I thank the Deputy for his question and for the opportunity to update the House on this matter.
As he will be aware, my Department has undertaken a detailed appraisal of the development proposal put forward by Waterford Airport. That appraisal has included the assessment of significant documentation and responses to queries raised by Department officials and addressed by the airport, some as recently as this summer. The substantive application was received last December but items remained outstanding until just before the summer break. The level of appraisal is necessary to ensure that due diligence is exercised in accordance with my Department’s transport appraisal framework and the Government’s infrastructure guidelines, previously known as the public spending code.

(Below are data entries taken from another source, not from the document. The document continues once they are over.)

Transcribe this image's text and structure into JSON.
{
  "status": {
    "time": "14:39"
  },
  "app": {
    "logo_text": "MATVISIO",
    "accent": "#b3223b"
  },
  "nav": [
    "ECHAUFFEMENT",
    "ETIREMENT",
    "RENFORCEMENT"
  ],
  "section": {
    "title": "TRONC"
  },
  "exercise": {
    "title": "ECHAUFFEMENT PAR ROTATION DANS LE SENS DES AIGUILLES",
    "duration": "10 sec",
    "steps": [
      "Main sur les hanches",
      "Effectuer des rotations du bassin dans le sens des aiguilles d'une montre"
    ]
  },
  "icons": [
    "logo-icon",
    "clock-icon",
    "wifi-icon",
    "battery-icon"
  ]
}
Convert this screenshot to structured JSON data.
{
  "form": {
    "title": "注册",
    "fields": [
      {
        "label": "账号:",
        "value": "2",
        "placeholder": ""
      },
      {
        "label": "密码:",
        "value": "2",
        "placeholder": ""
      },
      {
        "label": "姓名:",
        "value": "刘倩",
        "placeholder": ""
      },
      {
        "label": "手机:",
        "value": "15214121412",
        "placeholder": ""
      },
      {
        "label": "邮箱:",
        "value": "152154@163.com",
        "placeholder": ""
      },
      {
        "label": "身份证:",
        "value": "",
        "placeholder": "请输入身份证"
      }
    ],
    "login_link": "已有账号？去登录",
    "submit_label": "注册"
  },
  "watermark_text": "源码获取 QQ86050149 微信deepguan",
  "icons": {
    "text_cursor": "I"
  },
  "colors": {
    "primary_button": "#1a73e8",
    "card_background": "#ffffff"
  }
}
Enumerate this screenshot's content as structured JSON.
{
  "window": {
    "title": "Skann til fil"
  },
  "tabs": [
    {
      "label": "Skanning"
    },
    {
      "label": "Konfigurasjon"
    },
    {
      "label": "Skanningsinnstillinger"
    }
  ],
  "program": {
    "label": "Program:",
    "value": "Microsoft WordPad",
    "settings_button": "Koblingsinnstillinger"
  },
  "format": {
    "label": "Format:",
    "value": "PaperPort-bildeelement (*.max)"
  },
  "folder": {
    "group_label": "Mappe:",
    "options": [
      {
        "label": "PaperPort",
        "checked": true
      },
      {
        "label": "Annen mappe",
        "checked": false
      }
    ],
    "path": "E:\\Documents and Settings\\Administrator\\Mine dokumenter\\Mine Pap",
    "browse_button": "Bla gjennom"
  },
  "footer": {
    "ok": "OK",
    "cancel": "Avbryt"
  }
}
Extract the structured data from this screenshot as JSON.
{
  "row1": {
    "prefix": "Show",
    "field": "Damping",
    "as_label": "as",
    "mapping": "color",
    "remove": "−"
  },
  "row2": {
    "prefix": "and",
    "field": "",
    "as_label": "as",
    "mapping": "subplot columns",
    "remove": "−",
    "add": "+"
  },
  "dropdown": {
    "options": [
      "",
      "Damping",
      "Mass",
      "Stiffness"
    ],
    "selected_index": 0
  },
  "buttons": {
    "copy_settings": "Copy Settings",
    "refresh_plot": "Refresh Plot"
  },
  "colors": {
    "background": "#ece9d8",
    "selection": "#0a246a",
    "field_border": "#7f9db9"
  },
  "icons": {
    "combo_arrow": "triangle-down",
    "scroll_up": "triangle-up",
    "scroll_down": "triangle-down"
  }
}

The transport appraisal framework requires that in the transport sector where a project has an estimated potential cost of €15 million or more, the sponsoring agency must produce a project outline document to be reviewed by the relevant approving authority, in this case the Department of Transport. The purpose of the project outline document is to outline the rationale for an intervention and the intended impacts, verify the alignment of the proposal with wider government strategy and policy and describe the appraisal, governance, and financial approach.
My Department has completed its assessment of the detail submitted by Waterford Airport in line with the project outline document requirements. This assessment was recently submitted to both myself and the Minister for our consideration.
The project costings have increased substantially above the original estimated cost of €12 million to €27 million, deviating significantly from the airport’s proposal in 2019. Furthermore, the Deputy will appreciate that a project completing construction is not an end in itself. Successful operational activity would also be considered to be a key metric. Value-for-money criteria for any investment proposal extends well beyond the construction phase and into the operational phase, including projected activity in the succeeding years. Building a runway in itself is not an end goal; flying planes from it successfully for a number of years is.
I would be happy to update the House further when both the Minister and I have performed that assessment and given it our full consideration. I do reserve an open mind on the matter. I am aware of the desire of the Deputy and others, including the Minister of State, Deputy Butler, in the area and in the constituency to advance this project but it is State money. There is no impediment whatever to a private sector project running start to finish but if the State is asked to make a contribution, the State must have assurances that it is going to work.